The problem is that HIV testing is not routinely available where most people go for health care. And even though Grady is the only emergency department in Atlanta to offer the program, there are 50 other places people can go to get tested.

“Despite that, there are patients who aren’t going to get those tests. And they aren’t going for a decade,” said Dr. Abigail Hankin-Wei to WABE.

These patients who go undiagnosed can and often will develop AIDS, despite the fact that it takes 8 to 10 years for HIV to develop into AIDS when it is untreated. By the time patients in Atlanta are diagnosed, one third will have advanced to clinical AIDS.

“When we diagnose patients with HIV, the first time we are telling them they’ve been infected with HIV, we know that among our patients at Grady, nearly half of them have AIDS the day we diagnose them,” said Hankin-Wei.

There are many reasons people may not get tested, ranging anywhere from poverty, fear, the stigma of the disease, or even the fact that those in a monogamous relationship feel safe. But testing and treatment can significantly decrease the risk of transmission … to almost nothing.
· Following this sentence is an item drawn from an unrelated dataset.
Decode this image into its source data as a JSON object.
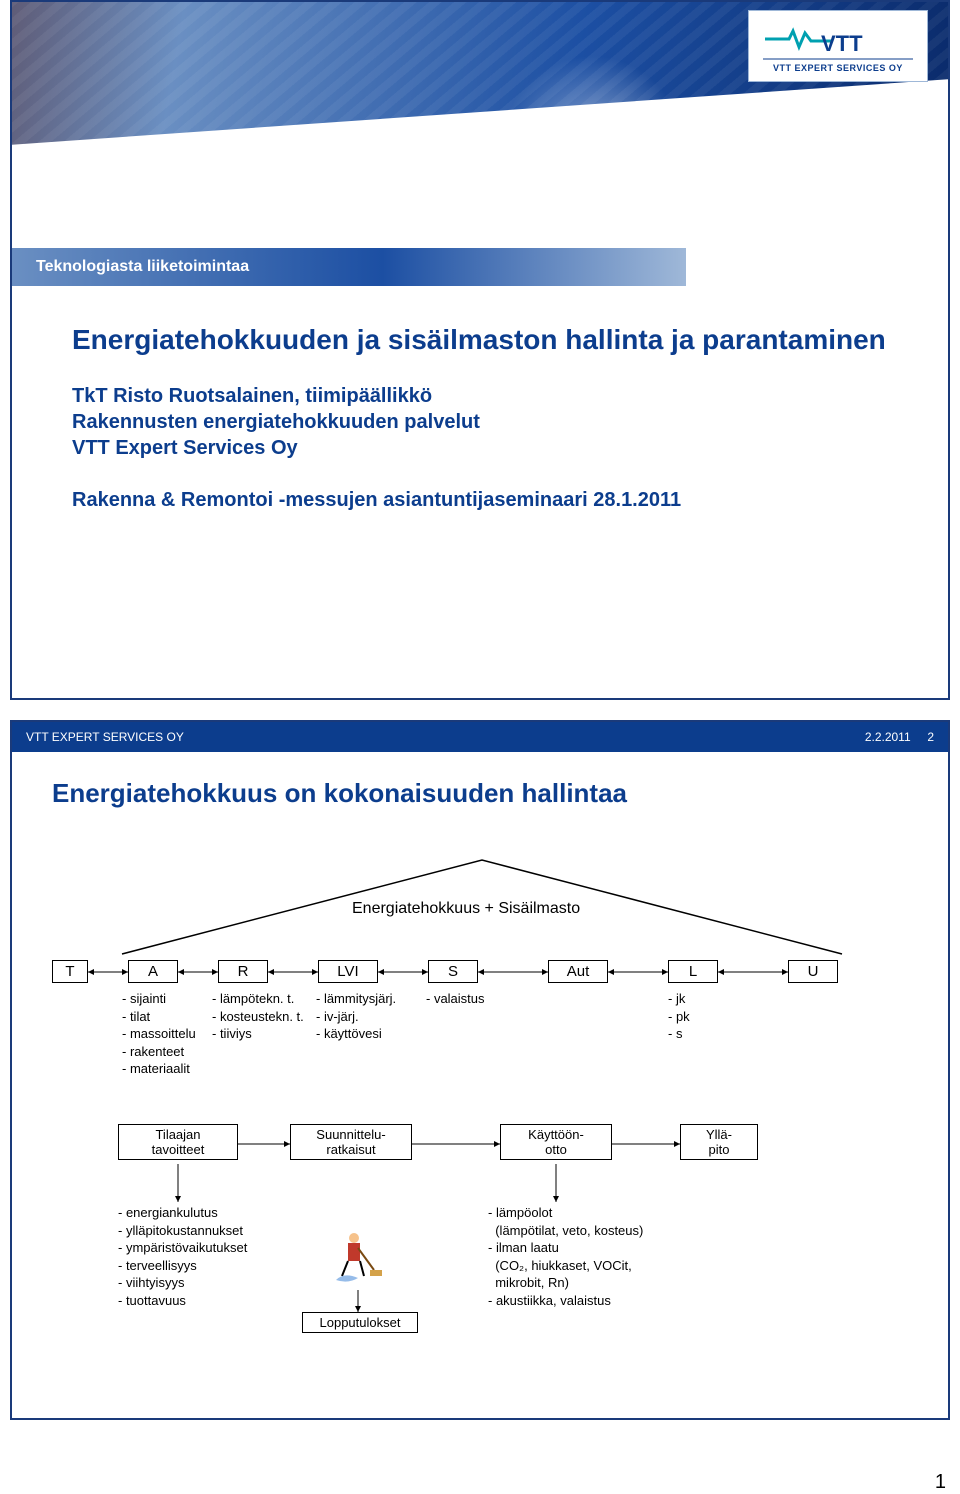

“Diagnosing people to get people on treatment is our best method to prevent further transmission,” said Wendy Armstrong, the director of the Ponce de Leon Center, an AIDS care facility in Atlanta.

Catherine Hanssens with the Center for HIV Law and Policy in New York noted that testing should ideally take place long before an emergency room visit: “Frankly if someone is in a medical emergency or they present with a gunshot wound or a knife wound that is probably the very worst and last time that you would ever offer an HIV test.”

But in the meantime, Grady will continue to offer the testing and push for Georgia to do better.